3.6. Forwarding Table Scalability on Data Center Switches

   In a VS environment, the MAC learning domain associated with a given
   virtual subnet which has been extended across multiple data centers
   is partitioned into segments and each segment is confined within a
   single data center. Therefore data center switches only need to learn
   local MAC addresses, rather than learning both local and remote MAC
   addresses.

3.7. ARP/ND Cache Table Scalability on Default Gateways

   In case where data center default gateway functions are implemented
   on PE routers of the VS as shown in Figure 4, since the ARP/ND cache
   table on each PE router only needs to contain ARP/ND entries of local
   CE hosts, the ARP/ND cache table size will not grow as the number of
   data centers to be connected increases.

3.8. ARP/ND and Unknown Uncast Flood Avoidance

   In VS, the flooding domain associated with a given virtual subnet
   that has been extended across multiple data centers, has been
   partitioned into segments and each segment is confined within a
   single data center.
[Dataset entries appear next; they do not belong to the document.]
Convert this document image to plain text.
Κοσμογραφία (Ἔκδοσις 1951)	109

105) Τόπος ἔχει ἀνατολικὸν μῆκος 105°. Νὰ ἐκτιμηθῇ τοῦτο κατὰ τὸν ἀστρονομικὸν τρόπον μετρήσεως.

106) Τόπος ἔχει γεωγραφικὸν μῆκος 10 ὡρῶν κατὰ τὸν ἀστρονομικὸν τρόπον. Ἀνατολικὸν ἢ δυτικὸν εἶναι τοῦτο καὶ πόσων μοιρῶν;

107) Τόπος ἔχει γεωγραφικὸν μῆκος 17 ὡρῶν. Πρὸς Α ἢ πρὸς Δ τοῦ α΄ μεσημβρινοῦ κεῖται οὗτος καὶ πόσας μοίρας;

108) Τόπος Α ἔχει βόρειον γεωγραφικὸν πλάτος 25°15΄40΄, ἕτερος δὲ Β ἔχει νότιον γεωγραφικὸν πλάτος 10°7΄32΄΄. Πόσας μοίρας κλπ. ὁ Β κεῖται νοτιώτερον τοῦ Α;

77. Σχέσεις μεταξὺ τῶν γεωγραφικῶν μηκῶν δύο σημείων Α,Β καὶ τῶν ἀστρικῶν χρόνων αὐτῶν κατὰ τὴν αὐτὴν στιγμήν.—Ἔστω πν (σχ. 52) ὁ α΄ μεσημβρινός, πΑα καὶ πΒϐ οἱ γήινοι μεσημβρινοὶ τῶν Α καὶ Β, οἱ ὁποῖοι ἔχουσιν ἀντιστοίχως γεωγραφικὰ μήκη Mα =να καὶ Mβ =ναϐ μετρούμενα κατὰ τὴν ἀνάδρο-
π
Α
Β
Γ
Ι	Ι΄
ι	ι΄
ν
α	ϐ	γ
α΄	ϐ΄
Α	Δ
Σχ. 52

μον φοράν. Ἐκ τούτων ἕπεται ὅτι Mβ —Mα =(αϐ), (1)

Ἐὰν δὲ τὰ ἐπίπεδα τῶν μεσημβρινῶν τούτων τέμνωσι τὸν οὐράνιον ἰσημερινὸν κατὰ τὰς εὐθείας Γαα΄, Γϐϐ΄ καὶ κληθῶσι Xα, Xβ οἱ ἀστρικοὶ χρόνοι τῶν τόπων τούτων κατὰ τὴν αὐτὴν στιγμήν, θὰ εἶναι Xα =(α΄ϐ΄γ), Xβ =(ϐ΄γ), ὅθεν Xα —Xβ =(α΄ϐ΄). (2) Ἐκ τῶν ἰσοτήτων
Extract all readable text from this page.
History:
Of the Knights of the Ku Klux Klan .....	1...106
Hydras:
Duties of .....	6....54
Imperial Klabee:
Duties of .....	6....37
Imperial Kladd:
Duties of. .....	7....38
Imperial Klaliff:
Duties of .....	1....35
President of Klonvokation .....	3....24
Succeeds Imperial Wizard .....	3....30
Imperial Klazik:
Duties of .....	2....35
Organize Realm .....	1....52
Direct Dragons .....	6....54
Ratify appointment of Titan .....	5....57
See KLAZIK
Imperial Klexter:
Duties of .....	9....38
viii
Therefore, the performance impact on networks and
   servers caused by the flooding of ARP/ND broadcast/multicast and
   unknown unicast traffic is alleviated.

3.9. Path Optimization

   Take the scenario shown in Figure 4 as an example, to optimize the
   forwarding path for traffic between cloud users and cloud data
   centers, PE routers located at cloud data centers (i.e., PE-1 and PE-
   2), which are also data center default gateways, propagate host
   routes for their local CE hosts respectively to remote PE routers
   which are attached to cloud user sites (i.e., PE-3).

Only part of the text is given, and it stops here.